Rhett: These pictures pretty much sum up the past four years with you Rhett. You turned FOUR on Saturday. (Time flies! Time drags!) What do I love about this age? You can (mostly) be reasoned with in a pinch. And if that doesn't work - bribery is always an option. You understands the majority of the English language, which isn't necessarily a good thing I guess because I caught you playing with toys and having the following conversation ...
Rhett: So what do you want to do today?
Rhett: sigh - well, it's just a frustrating day here for me.
Rhett: I'm over this. I need to get some milk.
You are still the local resident nudist. When you meander into a room in your birthday suit 3 minutes after you just got dressed, we ask why you are naked. The answer is always the same, "because I just like to be nakie." Well, can't argue with that. Once you start asking awkward questions or turn 5, whatever comes first, we'll work on keeping the clothes on.
You really have never met a person who wasn't your BFF. Rhett will hug attack or high five you if you so much as glance his way even from the safe distance of 30 yards - he charges. Be warned. And be weirded out.
And darling you are a never ending question asker, actually never ending chatter box. You ask a million questions. Per minute ...
Where did Dad buy this car?
What color white is his car?
Do you think this car is as cool as I do, Mom?
Are we going to long church or to the trampoline place?
How many sprinkles does this donut have?
When will I be a little a baby again?
Where did this building come from?
Can I get a rat?
Can I get a rat with a tail that holds onto my arm?
When are you going to turn nine?
Why do you call Dad, Jake?
Do you want to sleep in my bed with me?
Do you think I can watch a show?
Just one episode?
But just ONE episode, maybe?
Is the Target your favorite place ever?
And those queries just get us to the end of our driveway.
So to rap this momma bear love fest up a few bullet points I don't want to forget.
- You come in bright and early and climb into our bed for a little extra sleep. But really it's more like a hostage situation since you take and refuse to give up our pillows and blanket.
- You are a professional superhero at all times and continue to insist that your God given name is Spider Man.

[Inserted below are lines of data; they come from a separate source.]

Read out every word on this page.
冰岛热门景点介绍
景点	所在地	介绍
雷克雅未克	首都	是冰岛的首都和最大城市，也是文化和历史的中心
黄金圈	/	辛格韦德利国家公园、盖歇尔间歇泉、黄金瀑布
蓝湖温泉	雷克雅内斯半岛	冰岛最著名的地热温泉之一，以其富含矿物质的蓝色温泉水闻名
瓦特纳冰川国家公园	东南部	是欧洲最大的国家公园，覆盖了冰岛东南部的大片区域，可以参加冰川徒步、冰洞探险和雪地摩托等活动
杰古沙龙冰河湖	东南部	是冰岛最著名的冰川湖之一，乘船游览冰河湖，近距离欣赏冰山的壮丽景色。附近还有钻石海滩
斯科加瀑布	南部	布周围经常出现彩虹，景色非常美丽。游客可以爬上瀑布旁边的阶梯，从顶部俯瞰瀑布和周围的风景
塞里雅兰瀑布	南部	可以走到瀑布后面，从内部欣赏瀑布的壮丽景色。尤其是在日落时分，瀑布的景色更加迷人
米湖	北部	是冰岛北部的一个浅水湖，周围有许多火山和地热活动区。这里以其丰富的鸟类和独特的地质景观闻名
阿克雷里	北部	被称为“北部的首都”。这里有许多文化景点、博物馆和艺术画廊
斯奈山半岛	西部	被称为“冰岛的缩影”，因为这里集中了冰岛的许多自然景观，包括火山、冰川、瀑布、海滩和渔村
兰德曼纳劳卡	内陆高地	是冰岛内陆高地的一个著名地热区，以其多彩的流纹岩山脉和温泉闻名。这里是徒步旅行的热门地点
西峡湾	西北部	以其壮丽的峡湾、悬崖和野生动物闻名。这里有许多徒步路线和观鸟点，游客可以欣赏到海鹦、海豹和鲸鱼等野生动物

- You know tons of random facts about animals. My favorite most recent gem was when you informed us that polar bears can swim for up to a week. Looked it up. It's true! How do you know that?? And yet you still don't know that your name only has 2 Ts in it. Not the extra 6 you always tack on.
- You love to tell "jokes" and find yourself absolutely hilarious. In fact you reprimand us when we don't laugh hard enough for your standards. Especially if we don't include a foot stomp of hilarity.
- You know the words to every song and will dance anytime anywhere. Those hips don't lie.
- You get super excited when your brother is finally up from his nap. It's pretty sweet unless you decide to wake him up on your own schedule and terms. Not cool.
Happy birthday Rhett! To say we love you is the understatement for our lives. You're totally awesome.